The results speak for themselves: every site was sped up by at least 15%, with several by 50-80%.

The first round of caching, with just W3TC enabled, led to a giant improvement in load times. And what’s next? Even more caching. You can never have enough.

By using W3TC in combination with our CDN, we squeezed out an even bigger speed up. With HTTP Caching on the edge, we can offload static content from your server, reducing load and letting it server even more concurrent users.

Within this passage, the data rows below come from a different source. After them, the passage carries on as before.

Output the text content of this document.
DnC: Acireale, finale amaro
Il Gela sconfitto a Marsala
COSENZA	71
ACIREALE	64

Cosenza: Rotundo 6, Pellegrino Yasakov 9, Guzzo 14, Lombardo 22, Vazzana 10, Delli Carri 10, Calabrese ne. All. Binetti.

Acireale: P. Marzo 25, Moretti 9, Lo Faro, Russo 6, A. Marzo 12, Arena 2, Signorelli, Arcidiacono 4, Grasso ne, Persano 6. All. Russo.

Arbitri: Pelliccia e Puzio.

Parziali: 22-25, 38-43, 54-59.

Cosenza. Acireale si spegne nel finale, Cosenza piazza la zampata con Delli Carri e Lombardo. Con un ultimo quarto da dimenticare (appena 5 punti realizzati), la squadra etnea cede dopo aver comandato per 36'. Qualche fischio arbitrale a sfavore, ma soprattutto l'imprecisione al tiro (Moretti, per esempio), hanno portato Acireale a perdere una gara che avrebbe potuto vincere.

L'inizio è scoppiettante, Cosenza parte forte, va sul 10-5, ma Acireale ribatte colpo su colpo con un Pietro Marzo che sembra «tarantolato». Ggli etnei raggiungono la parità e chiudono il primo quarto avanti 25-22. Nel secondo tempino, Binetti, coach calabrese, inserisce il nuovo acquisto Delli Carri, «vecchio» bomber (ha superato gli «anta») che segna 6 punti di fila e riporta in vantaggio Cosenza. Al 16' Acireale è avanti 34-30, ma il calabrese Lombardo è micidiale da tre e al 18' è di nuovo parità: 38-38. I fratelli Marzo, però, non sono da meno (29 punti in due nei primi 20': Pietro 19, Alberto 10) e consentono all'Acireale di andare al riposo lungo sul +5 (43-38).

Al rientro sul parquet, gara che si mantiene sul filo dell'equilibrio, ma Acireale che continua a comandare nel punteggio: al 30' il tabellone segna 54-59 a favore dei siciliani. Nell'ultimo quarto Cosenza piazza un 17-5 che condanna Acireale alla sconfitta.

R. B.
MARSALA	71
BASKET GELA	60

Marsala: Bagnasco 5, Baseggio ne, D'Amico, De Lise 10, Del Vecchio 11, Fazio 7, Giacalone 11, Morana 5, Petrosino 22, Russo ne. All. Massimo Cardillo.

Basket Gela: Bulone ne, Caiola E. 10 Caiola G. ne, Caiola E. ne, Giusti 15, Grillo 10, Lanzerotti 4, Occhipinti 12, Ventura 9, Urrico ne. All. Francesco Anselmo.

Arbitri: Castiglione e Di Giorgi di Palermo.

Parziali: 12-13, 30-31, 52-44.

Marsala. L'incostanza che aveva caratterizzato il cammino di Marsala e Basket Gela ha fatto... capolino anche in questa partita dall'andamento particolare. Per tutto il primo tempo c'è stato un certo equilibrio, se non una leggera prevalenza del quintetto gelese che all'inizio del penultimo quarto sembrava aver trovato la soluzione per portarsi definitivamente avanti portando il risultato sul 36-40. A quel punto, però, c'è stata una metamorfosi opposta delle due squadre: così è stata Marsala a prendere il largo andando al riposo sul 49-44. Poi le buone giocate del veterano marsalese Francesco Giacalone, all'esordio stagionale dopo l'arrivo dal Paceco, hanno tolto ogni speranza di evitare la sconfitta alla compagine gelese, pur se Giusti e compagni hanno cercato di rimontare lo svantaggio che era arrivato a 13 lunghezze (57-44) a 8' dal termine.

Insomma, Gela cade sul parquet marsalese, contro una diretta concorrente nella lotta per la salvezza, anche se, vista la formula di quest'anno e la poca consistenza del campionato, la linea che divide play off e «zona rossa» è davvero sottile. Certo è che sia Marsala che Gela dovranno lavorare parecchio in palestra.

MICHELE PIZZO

Here’s a detailed breakdown of the results:

Name Requests Total Size (KB) PLT* Requests w/ W3TC* PLT w/ W3TC PLT w/ W3TC + MaxCDN
Goodnews 152 1,259 10.696s 136 8.383s 6.294s
Continuum 71 4,894 11.453s 52 9.756s 9.058s
Sahifa 21 348 5.883s 19 3.263s 1.242s
Gonzo 38 4,766 12.630s 36 9.653s 8.612s
BigFeature 19 356 5.975s 15 3.353s 1.115s
SimpleMag 23 4,859 10.648s 15 9.222s 8.635s
Twenty Thirteen 24 1,029 5.587s 20 3.852s 3.097s
Avenue 40 4,943 10.657s 29 9.624s 8.912s
SwagMag 55 4,918 9.786s 38 8.904s 8.879s
ExtraNews 30 4,699 11.443s 27 10.106s 9.169s

* PLT = Page Load Time
* W3TC = W3 Total Cache

WordPress Theme Performance Chart

Summary Of Results

BigFeature was the fastest, with Sahifa a close second. The default Twenty Thirteen skin put in a solid showing for 3rd place.

Even a slow theme like Goodnews, with over 100 resources, becomes relatively fast compared to the unoptimized themes when you enable caching and compression. There’s really no reason not to.

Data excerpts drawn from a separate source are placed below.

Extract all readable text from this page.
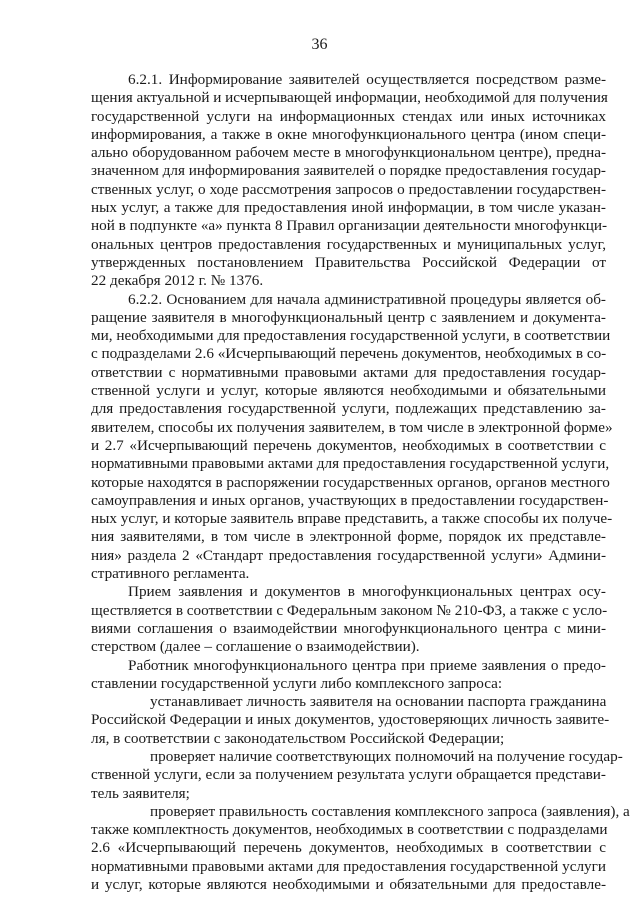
36
6.2.1. Информирование заявителей осуществляется посредством разме-
щения актуальной и исчерпывающей информации, необходимой для получения
государственной услуги на информационных стендах или иных источниках
информирования, а также в окне многофункционального центра (ином специ-
ально оборудованном рабочем месте в многофункциональном центре), предна-
значенном для информирования заявителей о порядке предоставления государ-
ственных услуг, о ходе рассмотрения запросов о предоставлении государствен-
ных услуг, а также для предоставления иной информации, в том числе указан-
ной в подпункте «а» пункта 8 Правил организации деятельности многофункци-
ональных центров предоставления государственных и муниципальных услуг,
утвержденных постановлением Правительства Российской Федерации от
22 декабря 2012 г. № 1376.
6.2.2. Основанием для начала административной процедуры является об-
ращение заявителя в многофункциональный центр с заявлением и документа-
ми, необходимыми для предоставления государственной услуги, в соответствии
с подразделами 2.6 «Исчерпывающий перечень документов, необходимых в со-
ответствии с нормативными правовыми актами для предоставления государ-
ственной услуги и услуг, которые являются необходимыми и обязательными
для предоставления государственной услуги, подлежащих представлению за-
явителем, способы их получения заявителем, в том числе в электронной форме»
и 2.7 «Исчерпывающий перечень документов, необходимых в соответствии с
нормативными правовыми актами для предоставления государственной услуги,
которые находятся в распоряжении государственных органов, органов местного
самоуправления и иных органов, участвующих в предоставлении государствен-
ных услуг, и которые заявитель вправе представить, а также способы их получе-
ния заявителями, в том числе в электронной форме, порядок их представле-
ния» раздела 2 «Стандарт предоставления государственной услуги» Админи-
стративного регламента.
Прием заявления и документов в многофункциональных центрах осу-
ществляется в соответствии с Федеральным законом № 210-ФЗ, а также с усло-
виями соглашения о взаимодействии многофункционального центра с мини-
стерством (далее – соглашение о взаимодействии).
Работник многофункционального центра при приеме заявления о предо-
ставлении государственной услуги либо комплексного запроса:
устанавливает личность заявителя на основании паспорта гражданина
Российской Федерации и иных документов, удостоверяющих личность заявите-
ля, в соответствии с законодательством Российской Федерации;
проверяет наличие соответствующих полномочий на получение государ-
ственной услуги, если за получением результата услуги обращается представи-
тель заявителя;
проверяет правильность составления комплексного запроса (заявления), а
также комплектность документов, необходимых в соответствии с подразделами
2.6 «Исчерпывающий перечень документов, необходимых в соответствии с
нормативными правовыми актами для предоставления государственной услуги
и услуг, которые являются необходимыми и обязательными для предоставле-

An interesting note: although SwagMag and ExtraNews are almost identical in size, SwagMag is faster despite having 24 more requests. It seemed strange, so I repeated the tests, and the findings are correct.

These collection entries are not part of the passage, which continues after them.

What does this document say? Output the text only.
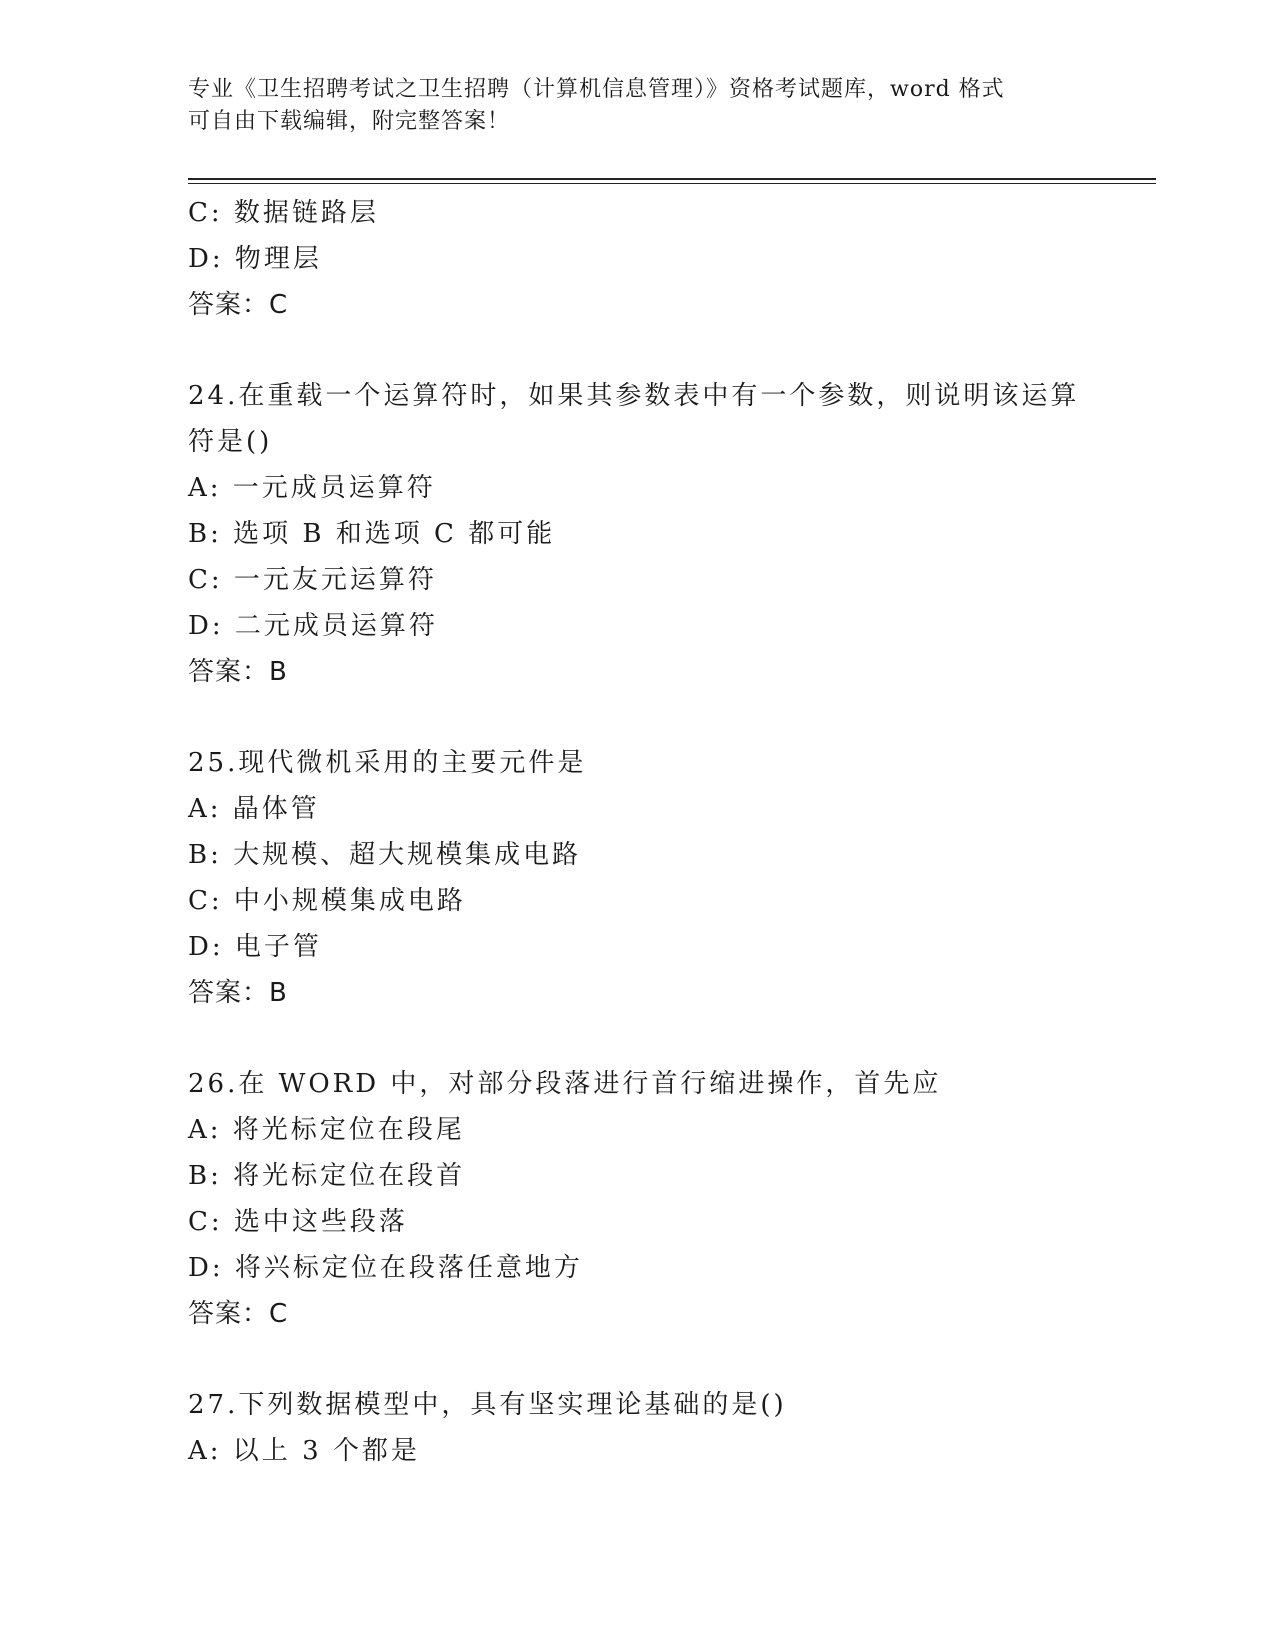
专业《卫生招聘考试之卫生招聘（计算机信息管理）》资格考试题库，word 格式
可自由下载编辑，附完整答案！
C: 数据链路层
D: 物理层
答案：C
24.在重载一个运算符时，如果其参数表中有一个参数，则说明该运算
符是()
A: 一元成员运算符
B: 选项 B 和选项 C 都可能
C: 一元友元运算符
D: 二元成员运算符
答案：B
25.现代微机采用的主要元件是
A: 晶体管
B: 大规模、超大规模集成电路
C: 中小规模集成电路
D: 电子管
答案：B
26.在 WORD 中，对部分段落进行首行缩进操作，首先应
A: 将光标定位在段尾
B: 将光标定位在段首
C: 选中这些段落
D: 将兴标定位在段落任意地方
答案：C
27.下列数据模型中，具有坚实理论基础的是()
A: 以上 3 个都是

Apparently, the difference in speed is due to the time to first byte. Apache takes longer to process ExtraNews because of its complex (bloated?) PHP. There’s a pretty UX in the dashboard, but it may not be worth the performance hit:

Having a fast-loading site is beautiful enough.

  • Jim Walker

    Thank you for the time in writing this.

    Can you share your “Expires + Cache Control Headers” with us please?

    • Dmitriy A.

      Hey Jim, thanks for your comment.
      I always set 31536000 seconds in W3TC for all static content.

  • Roman Firnkranz

    I’m missing Avada and Jupiter, the most recent popular WordPress themes ;)

    • jdorfman

      I am sure we will do a follow up post. Themes change pretty often to keep up with trends so that means more test! =)

  • Pushpendra Pal Singh

    Insight view about page speed.
    Please test page speed for Thesis, Genesis, WooThemes and Elegant Themes. These themes are most popular and I personally use them on my websites.

    • Dmitriy A.

      There is just too many themes out there. But we will try to include more in a future post.

  • Chris Ueland / MaxCDN

    Great post Dmitriy!

  • Vishnudath

    can you share all your w3tc settings with us ;) :)

  • Jesin

    Dmitriy you could’ve set Page Cache & Minify to disk enhanced, it gives better performance than APC because Apache serves static files stored on the disk and doesn’t touch PHP at all.

    • Dmitriy A.

      Disk caching is recommended for Shared Hosting. But in this case I believe APC is better. Storing in RAM is always faster than HDD.

      • Gary

        I was considering using APC for caching on our VPS, however my host said that it could cause problems if any of my wordpress plugins used zend optimization. Is this true? If any of my plugins did, I wouldn’t know how to look at the coding of them to see. I am also very much considering your company over Amazon Cloudfront. Thank you for your response and thoughts.